According to a report from Lantia Consultores, a Mexico City firm founded by analyst Eduardo Guerrero Gutierrez, Mexico witnessed 7,022 murders linked to organized crime (often labeled “executions”) from January through June 2012. (See graph, below, from the report.) According to the report, which is based on the monitoring of dozens of media outlets, this represents an increase of roughly 10 percent from the final six months of 2011, and a high proportion of the 10,500 or so total murders in the country during that period. (Mexico’s National Public Security System, or SNSP, for its initials in Spanish, tallied 8,662 murders nationwide through May, though the June figures have not yet been released.)
With 510 organized crime-related murders in six months, Juarez remains the Mexican city worst hit by confrontations between criminal groups, but security in the border city has improved immeasurably. It has seen the largest decline in absolute terms of any city this year, down 135 from the final six months of 2011. According to some sources, Juarez, which lies across the Rio Grande from El Paso, Texas, is on course to see its lowest numbers of murders since 2007.
The story is broadly similar in Monterrey, where warring between the Zetas and the Gulf Cartel turned the once-safe northern economic powerhouse into one of Mexico’s most notorious cities. It ranks fourth in the country in terms of killings linked to organized crime, with 323 killings in the first six months of 2012. But that figure is down from 368 in the previous six months, indicating that there has been an improvement despite ongoing problems.
The murder rate has dropped in these two notorious cities, but violence stemming from criminal feuds has dispersed to neighboring towns. Monterrey’s fortunes have improved, but the violence in many nearby areas, such as Cadereyta Jimenez and Juarez, Nuevo Leon (not to be confused with the more famous Juarez, in Chihuahua), has grown far worse: the number of killings linked to organized crime in these places were 87 and 60, respectively. In Cadereyta Jimenez, the discovery of dozens of bodies in May was an outlier event that could skew the perception of the overall level of violence in the town, but the murder rate in the city has grown significantly even discounting this incident.
In Chihuahua, two states to the west of Nuevo Leon, a similar dynamic appears to be at play. The decline in bloodshed in Juarez has been more than matched by an uptick of 165 murders in Chihuahua City, the state capital which lies just a few hours south of Juarez. As a consequence, Chihuahua has become the city with the third highest number of murders in the country.

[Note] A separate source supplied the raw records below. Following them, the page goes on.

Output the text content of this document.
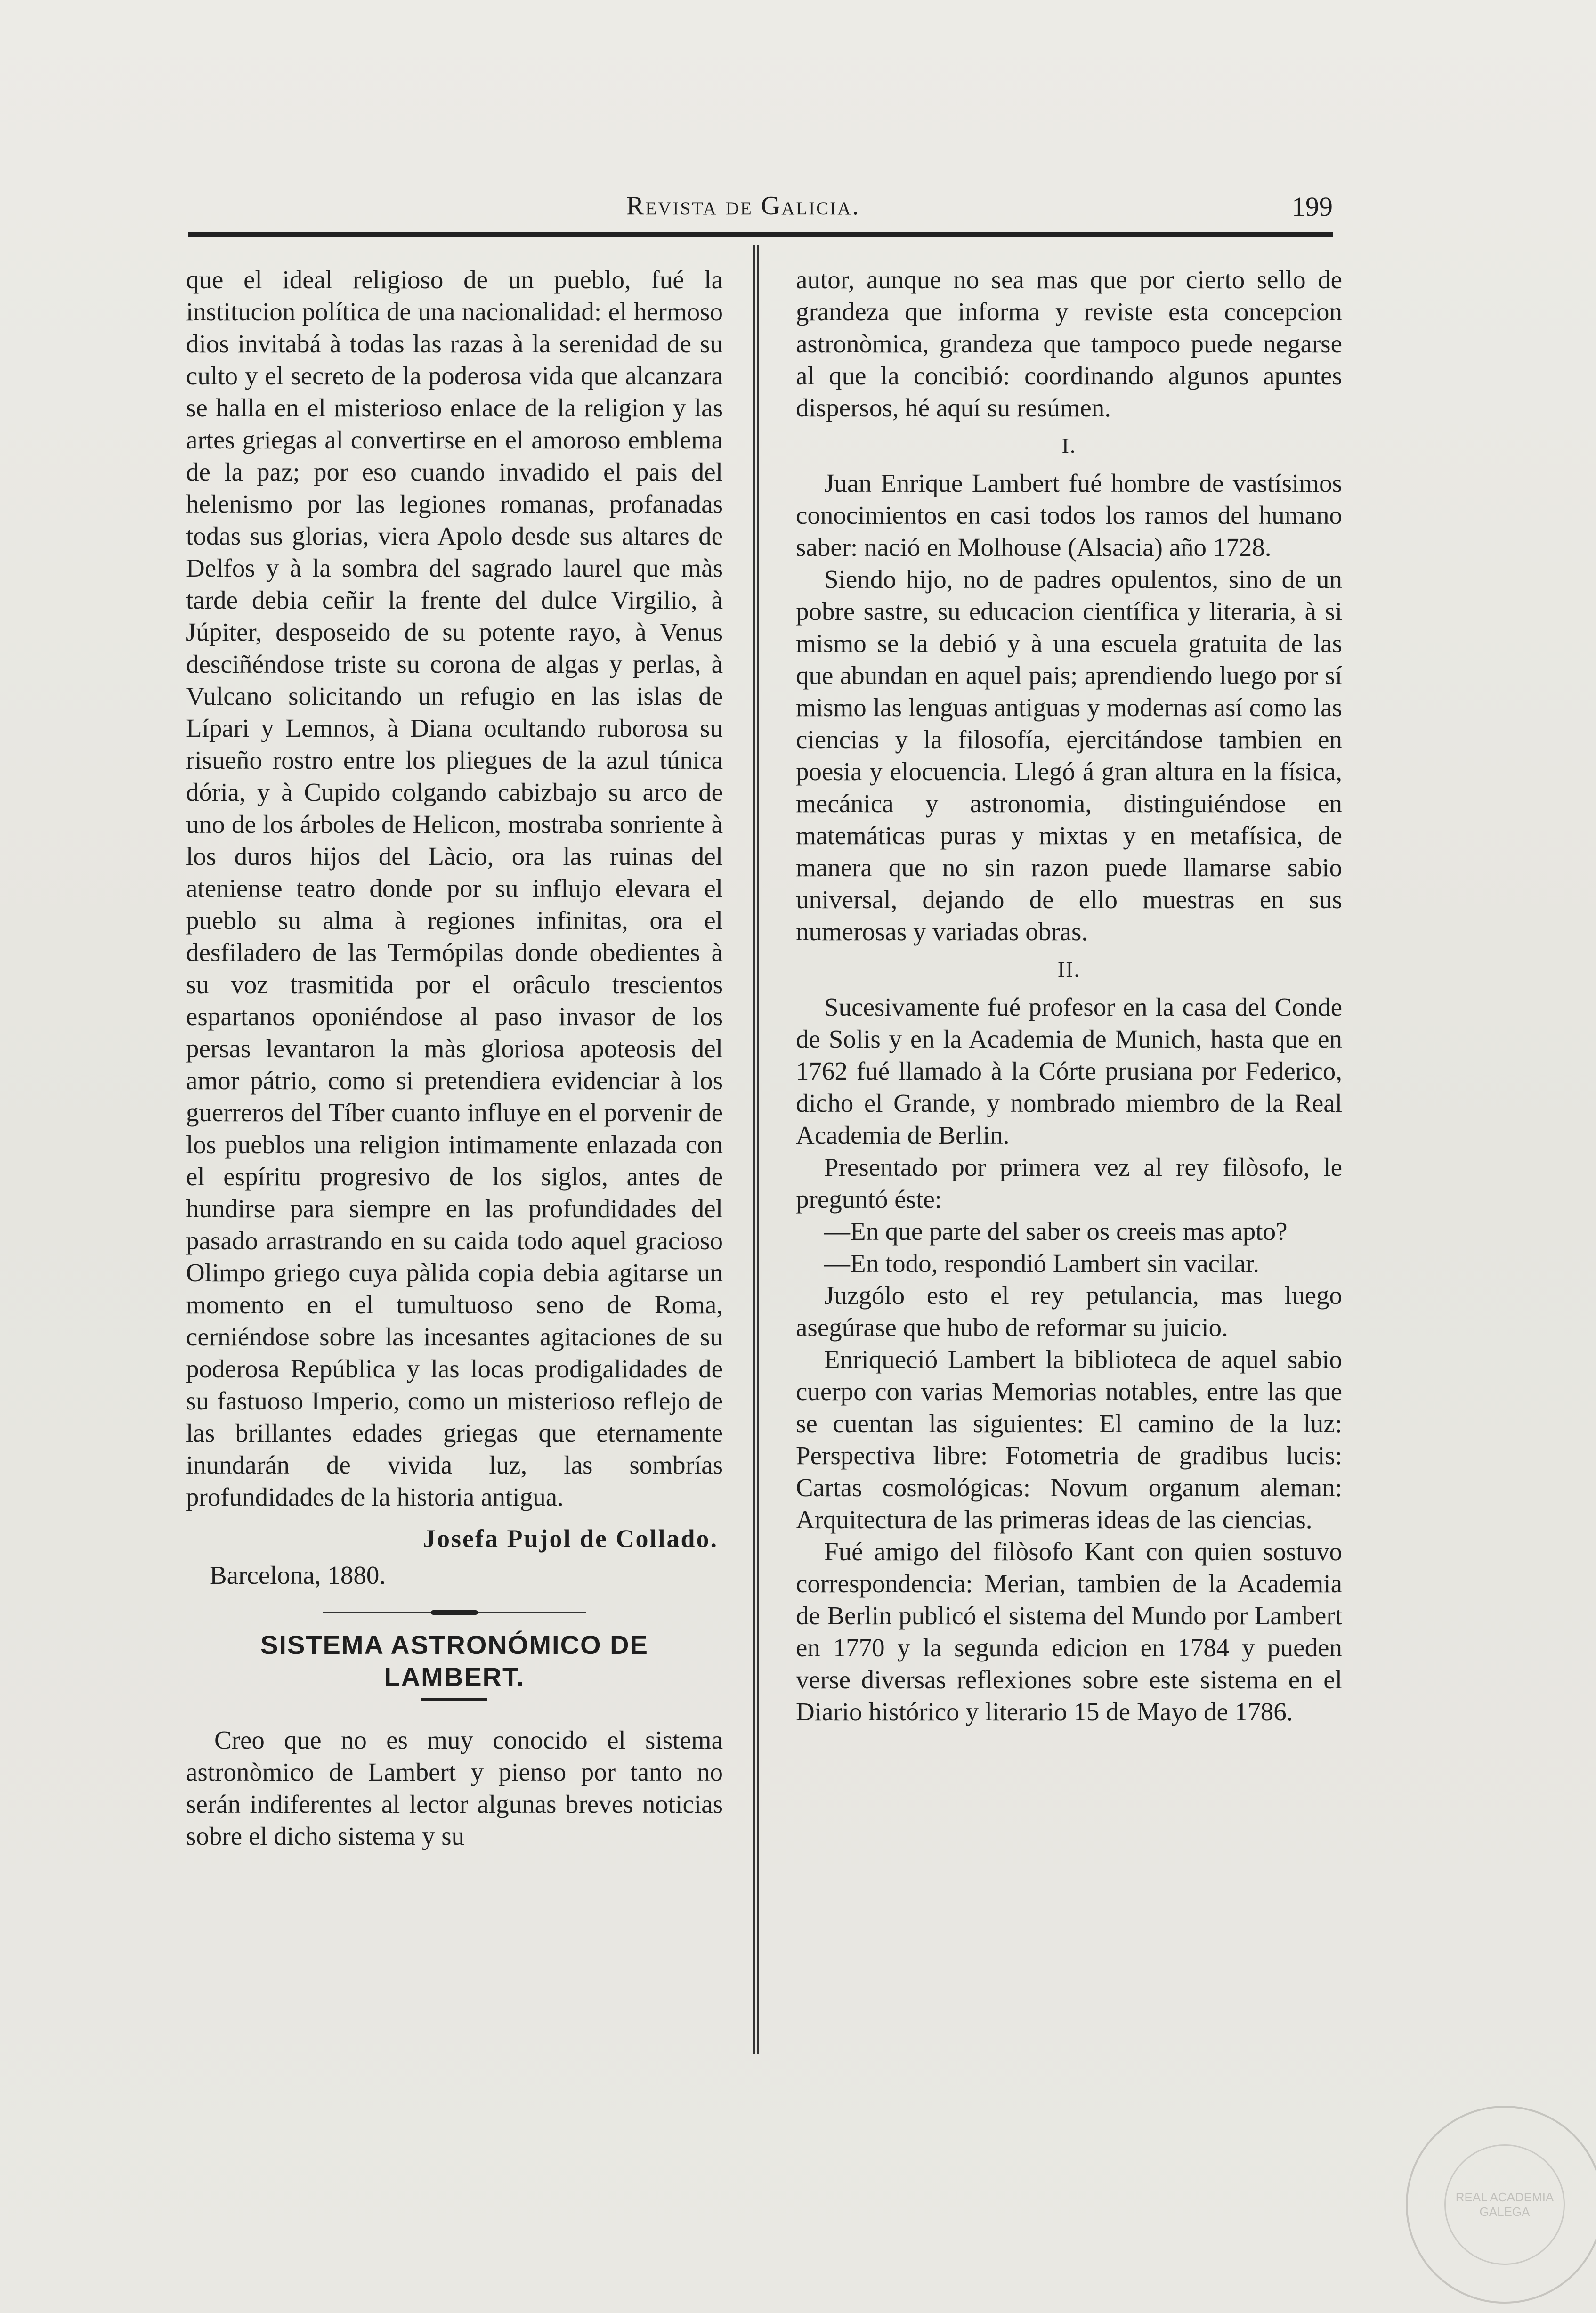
Revista de Galicia.	199

que el ideal religioso de un pueblo, fué la institucion política de una nacionalidad: el hermoso dios invitabá à todas las razas à la serenidad de su culto y el secreto de la poderosa vida que alcanzara se halla en el misterioso enlace de la religion y las artes griegas al convertirse en el amoroso emblema de la paz; por eso cuando invadido el pais del helenismo por las legiones romanas, profanadas todas sus glorias, viera Apolo desde sus altares de Delfos y à la sombra del sagrado laurel que màs tarde debia ceñir la frente del dulce Virgilio, à Júpiter, desposeido de su potente rayo, à Venus desciñéndose triste su corona de algas y perlas, à Vulcano solicitando un refugio en las islas de Lípari y Lemnos, à Diana ocultando ruborosa su risueño rostro entre los pliegues de la azul túnica dória, y à Cupido colgando cabizbajo su arco de uno de los árboles de Helicon, mostraba sonriente à los duros hijos del Làcio, ora las ruinas del ateniense teatro donde por su influjo elevara el pueblo su alma à regiones infinitas, ora el desfiladero de las Termópilas donde obedientes à su voz trasmitida por el orâculo trescientos espartanos oponiéndose al paso invasor de los persas levantaron la màs gloriosa apoteosis del amor pátrio, como si pretendiera evidenciar à los guerreros del Tíber cuanto influye en el porvenir de los pueblos una religion intimamente enlazada con el espíritu progresivo de los siglos, antes de hundirse para siempre en las profundidades del pasado arrastrando en su caida todo aquel gracioso Olimpo griego cuya pàlida copia debia agitarse un momento en el tumultuoso seno de Roma, cerniéndose sobre las incesantes agitaciones de su poderosa República y las locas prodigalidades de su fastuoso Imperio, como un misterioso reflejo de las brillantes edades griegas que eternamente inundarán de vivida luz, las sombrías profundidades de la historia antigua.

Josefa Pujol de Collado.
Barcelona, 1880.
SISTEMA ASTRONÓMICO DE LAMBERT.

Creo que no es muy conocido el sistema astronòmico de Lambert y pienso por tanto no serán indiferentes al lector algunas breves noticias sobre el dicho sistema y su

autor, aunque no sea mas que por cierto sello de grandeza que informa y reviste esta concepcion astronòmica, grandeza que tampoco puede negarse al que la concibió: coordinando algunos apuntes dispersos, hé aquí su resúmen.

I.

Juan Enrique Lambert fué hombre de vastísimos conocimientos en casi todos los ramos del humano saber: nació en Molhouse (Alsacia) año 1728.

Siendo hijo, no de padres opulentos, sino de un pobre sastre, su educacion científica y literaria, à si mismo se la debió y à una escuela gratuita de las que abundan en aquel pais; aprendiendo luego por sí mismo las lenguas antiguas y modernas así como las ciencias y la filosofía, ejercitándose tambien en poesia y elocuencia. Llegó á gran altura en la física, mecánica y astronomia, distinguiéndose en matemáticas puras y mixtas y en metafísica, de manera que no sin razon puede llamarse sabio universal, dejando de ello muestras en sus numerosas y variadas obras.

II.

Sucesivamente fué profesor en la casa del Conde de Solis y en la Academia de Munich, hasta que en 1762 fué llamado à la Córte prusiana por Federico, dicho el Grande, y nombrado miembro de la Real Academia de Berlin.

Presentado por primera vez al rey filòsofo, le preguntó éste:

—En que parte del saber os creeis mas apto?

—En todo, respondió Lambert sin vacilar.

Juzgólo esto el rey petulancia, mas luego asegúrase que hubo de reformar su juicio.

Enriqueció Lambert la biblioteca de aquel sabio cuerpo con varias Memorias notables, entre las que se cuentan las siguientes: El camino de la luz: Perspectiva libre: Fotometria de gradibus lucis: Cartas cosmológicas: Novum organum aleman: Arquitectura de las primeras ideas de las ciencias.

Fué amigo del filòsofo Kant con quien sostuvo correspondencia: Merian, tambien de la Academia de Berlin publicó el sistema del Mundo por Lambert en 1770 y la segunda edicion en 1784 y pueden verse diversas reflexiones sobre este sistema en el Diario histórico y literario 15 de Mayo de 1786.

REAL ACADEMIA GALEGA
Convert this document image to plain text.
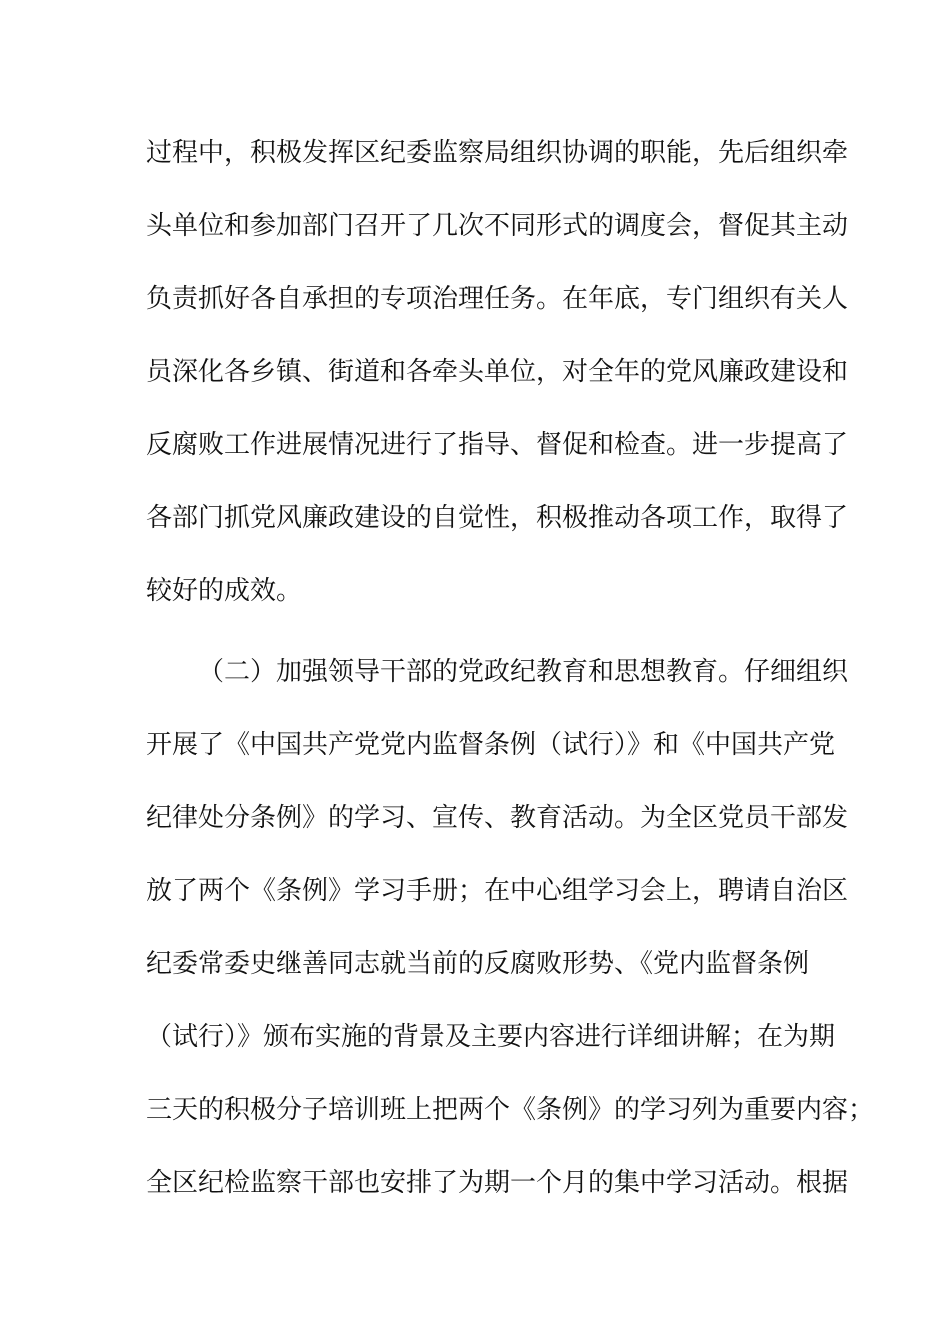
过程中，积极发挥区纪委监察局组织协调的职能，先后组织牵
头单位和参加部门召开了几次不同形式的调度会，督促其主动
负责抓好各自承担的专项治理任务。在年底，专门组织有关人
员深化各乡镇、街道和各牵头单位，对全年的党风廉政建设和
反腐败工作进展情况进行了指导、督促和检查。进一步提高了
各部门抓党风廉政建设的自觉性，积极推动各项工作，取得了
较好的成效。
（二）加强领导干部的党政纪教育和思想教育。仔细组织
开展了《中国共产党党内监督条例（试行）》和《中国共产党
纪律处分条例》的学习、宣传、教育活动。为全区党员干部发
放了两个《条例》学习手册；在中心组学习会上，聘请自治区
纪委常委史继善同志就当前的反腐败形势、《党内监督条例
（试行）》颁布实施的背景及主要内容进行详细讲解；在为期
三天的积极分子培训班上把两个《条例》的学习列为重要内容；
全区纪检监察干部也安排了为期一个月的集中学习活动。根据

On the state level, both Chihuahua and Nuevo Leon saw decreases in murders in June, and much of the violence seems to have transferred to Coahuila, which lies between the two. Torreon, Coahuila’s biggest city, which is a few hours drive from Monterrey and Chihuahua City, witnessed more organized crime-linked killings than any other urban area in Mexico in June, with a total of 83. In the first six months of the year, the city was the site of 275 executions — the sixth-highest in the country). This is a jump of 104 from the previous six-month period, giving it the country’s third-largest increase in killings.
Criminal violence has long been bubbling up in Torreon, and the city has suffered a series of highly publicized criminal acts in recent years, including a gunfight last August outside a stadium that brought a soccer game to a halt as players and fans took cover. However, the current level of violence is unprecedented for the city of some 600,000 people. Should Torreon stay toward the top of the list of murders and executions, it would represent the culmination of a years-long trend that would reshape the map of violence in Mexico.
While the dispersion of violence is driving up the killings in previously calm regions like Torreon, the Lantia report also points to another, longstanding driver of the bloodshed in much of Mexico: fighting between the Sinaloa Cartel on one side, and the Zetas and their allies on the other. While the Sinaloa Cartel is widely seen as the victor in Juarez, the sense of increased calm in that border city has not spread to other towns.
As InSight Crime has reported, a coalition of members of the Zetas, the Beltran Leyva Organization, and the Carrillo Fuentes group (who were the losers in Juarez) have launched an assault on the Sinaloa Cartel’s turf in the Sierra Madre region, at the intersection of Durango, Chihuahua, and Sinaloa states. At the same time, the Sinaloa Cartel and its allies have sought to take control of some of the Zetas’ strangleholds, such as Nuevo Laredo, Tamaulipas. This increased·aggression creates a cycle of violence across much of Mexico’s north, eating away at the substantial security gains evident in Juarez and Monterrey.